In questo modo, si evita di peggiorare la situazione generale.
In generale, si può dire che CBD e ΤHC siano in grado di bloccare i meccanismi sia spinali sia periferici, attenuando notevolmente i dolori legati alla sindrome dell’intestino irritabile. Diverse ricerche effettuate negli ultimi anni, hanno dimostrato che i cannabinoidi sono in grado di ridurre il reflusso gastroesofageo, una delle principali conseguenze dell’intestino irritabile.
Per entrare ancora più nello specifico citiamo uno studio del 2003, che ha rilevato come il ΤHC sia in grado di ridurre i movimenti intestinali spontanei. Un’altra ricerca effettuata l’anno successivo ha portato in luce il ruolo dei trattamenti a base di cannabinoidi nella gestione del dolore neuropatico.
Un punto di vista degno di nota sul tema è quello del neurologo Ethan Russo. Operativo a Seattle, nel 2008 ha affermato che la sindrome dell’intestino irritabile potrebbe essere legata a una carenza di endocannabinoidi. Il sistema endocannabinoide ha un rolo essenzaile nella gestione di molti processi del nostro organismo. In primo piano troviamo senza dubbio l’appetito, la digestione e la regolazione del sistema immunitario.
Secondo un altro studio risalente al 2008, i cannabinoidi sarebbero in grado di abbassare la sensibilità e gli stati infiammatori in pazienti con disturbi gastrointestinali.
Per completare il quadro, è il caso di citare uno studio statunitense del 2011 secondo il quale il CBD, metabolita non psicoattivo della cannabis, sarebbe in grado di trattare le malattie infiammatorie intestinali. Da ricordare, visto che si tratta di CBD, è che non si parla di effetti psicotropi.
Per concludere, la cannabis può realmente aiutarci a sconfiggere la sindrome da intestino irritabile?
Sono tante le persone che fanno uso di cannabis per ridurre i sintomi dei problemi intestinali. Nella maggior parte dei casi, viene riferita una riduzione degli stessi. La ricerca, come abbiamo appena visto, si è espressa diverse volte in merito.
Secondo alcuni studi, gli endocannabinoidi presenti nel nostro organiso sono fondamentali per raggiungere l’omeostasi, ossia un equilibrio fisiologico tra le diverse funzioni. Nel caso specifico, la sindrome dell’intestino irritabile è da considerare come un problema microbico influenzato dal sistema endocannabinoide.

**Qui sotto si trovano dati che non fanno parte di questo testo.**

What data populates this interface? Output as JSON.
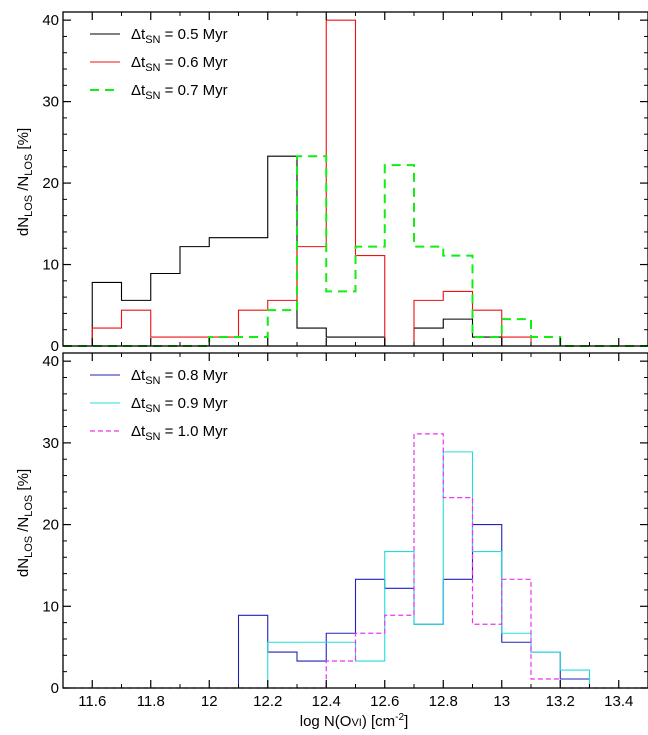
{
  "chart_data": [
    {
      "type": "histogram",
      "panel": "top",
      "x_edges": [
        11.5,
        11.6,
        11.7,
        11.8,
        11.9,
        12.0,
        12.1,
        12.2,
        12.3,
        12.4,
        12.5,
        12.6,
        12.7,
        12.8,
        12.9,
        13.0,
        13.1,
        13.2,
        13.3,
        13.4,
        13.5
      ],
      "xlim": [
        11.5,
        13.5
      ],
      "ylim": [
        0,
        41
      ],
      "xticks": [
        "11.6",
        "11.8",
        "12",
        "12.2",
        "12.4",
        "12.6",
        "12.8",
        "13",
        "13.2",
        "13.4"
      ],
      "yticks": [
        "0",
        "10",
        "20",
        "30",
        "40"
      ],
      "ylabel": "dN_LOS / N_LOS [%]",
      "legend_position": "top-left",
      "series": [
        {
          "name": "Δt_SN = 0.5 Myr",
          "color": "#000000",
          "dash": "solid",
          "values": [
            0,
            7.8,
            5.6,
            8.9,
            12.2,
            13.3,
            13.3,
            23.3,
            2.2,
            1.1,
            1.1,
            0,
            2.2,
            3.3,
            1.1,
            0,
            0,
            0,
            0,
            0
          ]
        },
        {
          "name": "Δt_SN = 0.6 Myr",
          "color": "#ee1111",
          "dash": "solid",
          "values": [
            0,
            2.2,
            4.4,
            1.1,
            1.1,
            1.1,
            4.4,
            5.6,
            12.2,
            40.0,
            11.1,
            0,
            5.6,
            6.7,
            4.4,
            1.1,
            0,
            0,
            0,
            0
          ]
        },
        {
          "name": "Δt_SN = 0.7 Myr",
          "color": "#11ee11",
          "dash": "dashed",
          "values": [
            0,
            0,
            0,
            0,
            0,
            1.1,
            1.1,
            4.4,
            23.3,
            6.7,
            12.2,
            22.2,
            12.2,
            11.1,
            1.1,
            3.3,
            1.1,
            0,
            0,
            0
          ]
        }
      ]
    },
    {
      "type": "histogram",
      "panel": "bottom",
      "x_edges": [
        11.5,
        11.6,
        11.7,
        11.8,
        11.9,
        12.0,
        12.1,
        12.2,
        12.3,
        12.4,
        12.5,
        12.6,
        12.7,
        12.8,
        12.9,
        13.0,
        13.1,
        13.2,
        13.3,
        13.4,
        13.5
      ],
      "xlim": [
        11.5,
        13.5
      ],
      "ylim": [
        0,
        41
      ],
      "xticks": [
        "11.6",
        "11.8",
        "12",
        "12.2",
        "12.4",
        "12.6",
        "12.8",
        "13",
        "13.2",
        "13.4"
      ],
      "yticks": [
        "0",
        "10",
        "20",
        "30",
        "40"
      ],
      "ylabel": "dN_LOS / N_LOS [%]",
      "xlabel": "log N(OVI) [cm^-2]",
      "legend_position": "top-left",
      "series": [
        {
          "name": "Δt_SN = 0.8 Myr",
          "color": "#2222bb",
          "dash": "solid",
          "values": [
            0,
            0,
            0,
            0,
            0,
            0,
            8.9,
            4.4,
            3.3,
            6.7,
            13.3,
            12.2,
            7.8,
            13.3,
            20.0,
            5.6,
            4.4,
            1.1,
            0,
            0
          ]
        },
        {
          "name": "Δt_SN = 0.9 Myr",
          "color": "#22dddd",
          "dash": "solid",
          "values": [
            0,
            0,
            0,
            0,
            0,
            0,
            0,
            5.6,
            5.6,
            5.6,
            3.3,
            16.7,
            7.8,
            28.9,
            16.7,
            6.7,
            4.4,
            2.2,
            0,
            0
          ]
        },
        {
          "name": "Δt_SN = 1.0 Myr",
          "color": "#ee33ee",
          "dash": "dashed",
          "values": [
            0,
            0,
            0,
            0,
            0,
            0,
            0,
            0,
            0,
            3.3,
            6.7,
            8.9,
            31.1,
            23.3,
            7.8,
            13.3,
            1.1,
            0,
            0,
            0
          ]
        }
      ]
    }
  ],
  "legend": {
    "top": [
      {
        "prefix": "Δt",
        "sub": "SN",
        "suffix": " = 0.5 Myr"
      },
      {
        "prefix": "Δt",
        "sub": "SN",
        "suffix": " = 0.6 Myr"
      },
      {
        "prefix": "Δt",
        "sub": "SN",
        "suffix": " = 0.7 Myr"
      }
    ],
    "bottom": [
      {
        "prefix": "Δt",
        "sub": "SN",
        "suffix": " = 0.8 Myr"
      },
      {
        "prefix": "Δt",
        "sub": "SN",
        "suffix": " = 0.9 Myr"
      },
      {
        "prefix": "Δt",
        "sub": "SN",
        "suffix": " = 1.0 Myr"
      }
    ]
  },
  "axis": {
    "ylabel": {
      "a": "dN",
      "a_sub": "LOS",
      "b": " /N",
      "b_sub": "LOS",
      "c": " [%]"
    },
    "xlabel": {
      "a": "log N(O",
      "small": "VI",
      "b": ") [cm",
      "sup": "-2",
      "c": "]"
    }
  }
}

Sono sempre di più le ricerche scientifiche che dimostrano che la modulazione farmacologica del sistema cannabinoide endogeno è in grado di aprire la strada a approcci finalizzati al trattamento di patologie gastrointestinali, come per esempio nausea, vomito, ulcera e morbo di Chron. Per il trattamento di queste e altre patologie intestinali, il CBD e il ΤHC sembrano soluzioni a dir poco efficaci.
Per capire meglio la situazione, però, è il caso di tenere gli occhi aperti sugli sviluppi della ricerca.